Minister of Education
- In office 11 March 2019 – 13 February 2020
- President: Martín Vizcarra
- Prime Minister: Salvador del Solar Vicente Zeballos
- Preceded by: Daniel Alfaro
- Succeeded by: Martin Benavides

Personal details
- Born: Flor Aideé Pablo Medina 20 September 1974 (age 51) San Marcos, Ancash Region, Peru
- Party: Independent (2025–present)
- Other political affiliations: First The People – Community, Ecology, Liberty, and Progress (2024–2025) Lo Justo por el Perú (2024) Purple Party (2020–2024)
- Alma mater: National University of San Marcos
- Profession: Teacher

= Flor Pablo =

Flor Aideé Pablo Medina (born 20 September 1974) is a Peruvian teacher, educator, and politician. She is currently a member of Congress since 2021. A former member of the Purple Party, she ran as Julio Guzmán's running-mate in the 2021 general election.

==Biography==
Flor Pablo Medina was born in the town of San Marcos, in the Huari Province, in the Ancash Region of Peru. At the age of 6 she and her family moved to Lima, the capital of the country. Growing up she studied at the Presentation of María Educational Institute, a women's parochial college located in the Comas District.
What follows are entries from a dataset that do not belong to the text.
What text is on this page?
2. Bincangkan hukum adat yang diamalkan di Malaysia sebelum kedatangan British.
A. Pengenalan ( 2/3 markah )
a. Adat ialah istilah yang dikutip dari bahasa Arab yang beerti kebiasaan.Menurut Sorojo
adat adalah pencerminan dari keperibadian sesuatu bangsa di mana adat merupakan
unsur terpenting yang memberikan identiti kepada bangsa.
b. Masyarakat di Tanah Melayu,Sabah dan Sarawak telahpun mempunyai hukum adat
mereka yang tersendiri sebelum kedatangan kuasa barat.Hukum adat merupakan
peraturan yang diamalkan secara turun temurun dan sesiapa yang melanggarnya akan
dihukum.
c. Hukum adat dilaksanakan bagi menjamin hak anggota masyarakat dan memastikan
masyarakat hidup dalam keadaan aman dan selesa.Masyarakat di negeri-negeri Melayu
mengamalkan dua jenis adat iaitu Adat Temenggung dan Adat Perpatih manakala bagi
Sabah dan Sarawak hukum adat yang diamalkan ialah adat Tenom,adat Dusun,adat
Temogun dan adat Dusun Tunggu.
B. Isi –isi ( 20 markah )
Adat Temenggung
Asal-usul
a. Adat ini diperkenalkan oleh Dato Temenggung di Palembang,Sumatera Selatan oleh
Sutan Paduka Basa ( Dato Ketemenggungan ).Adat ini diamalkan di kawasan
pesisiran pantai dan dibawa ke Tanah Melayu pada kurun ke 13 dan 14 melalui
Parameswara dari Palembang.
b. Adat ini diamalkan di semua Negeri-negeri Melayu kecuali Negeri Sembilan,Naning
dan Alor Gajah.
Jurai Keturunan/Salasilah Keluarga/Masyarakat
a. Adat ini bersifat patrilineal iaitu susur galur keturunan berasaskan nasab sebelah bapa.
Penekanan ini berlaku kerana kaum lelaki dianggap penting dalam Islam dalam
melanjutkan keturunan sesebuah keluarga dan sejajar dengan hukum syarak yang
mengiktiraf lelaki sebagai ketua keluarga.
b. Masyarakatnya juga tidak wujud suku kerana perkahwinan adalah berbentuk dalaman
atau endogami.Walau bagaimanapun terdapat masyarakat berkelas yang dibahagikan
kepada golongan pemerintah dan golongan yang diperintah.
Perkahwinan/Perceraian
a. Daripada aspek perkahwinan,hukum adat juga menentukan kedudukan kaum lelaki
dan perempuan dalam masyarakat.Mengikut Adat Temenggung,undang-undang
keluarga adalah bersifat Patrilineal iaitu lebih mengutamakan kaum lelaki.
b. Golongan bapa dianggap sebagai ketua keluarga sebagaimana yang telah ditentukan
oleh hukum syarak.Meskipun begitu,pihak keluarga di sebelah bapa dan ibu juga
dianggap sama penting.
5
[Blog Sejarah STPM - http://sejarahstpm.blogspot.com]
She earned her undergraduate degree from the National University of San Marcos, with a specialty in language and literature. Pablo Medina also has completed postgraduate studies in management and public programs.

In the public sector, she held the position of national director of Primary Education in the Ministry of Education, during the administration of educational minister Patricia Salas, in the government of Ollanta Humala.

In July 2014, she was appointed the regional director of education for Metropolitan Lima.

In 2018 she worked as head of the technical team of the National Education Council, and at the beginning of 2019 as she was appointed executive secretary of the Peruvian National Education Council.

On 11 March 2019 Pablo Medina was sworn in as Minister of Education of the Peru of the government of President Martin Vizcarra, replacing Daniel Alfaro Paredes.

From March 2024 to January 2025, she led Lo Justo por el Perú alongside Marisol Pérez Tello, party that was annexed by First The People – Community, Ecology, Liberty, and Progress in June 2024 in order to participate in the 2026 general election. She resigned from First The People on 20 January 2025, in protest of a party member being named attaché to the Peruvian Embassy in Spain by the incumbent Boluarte administration.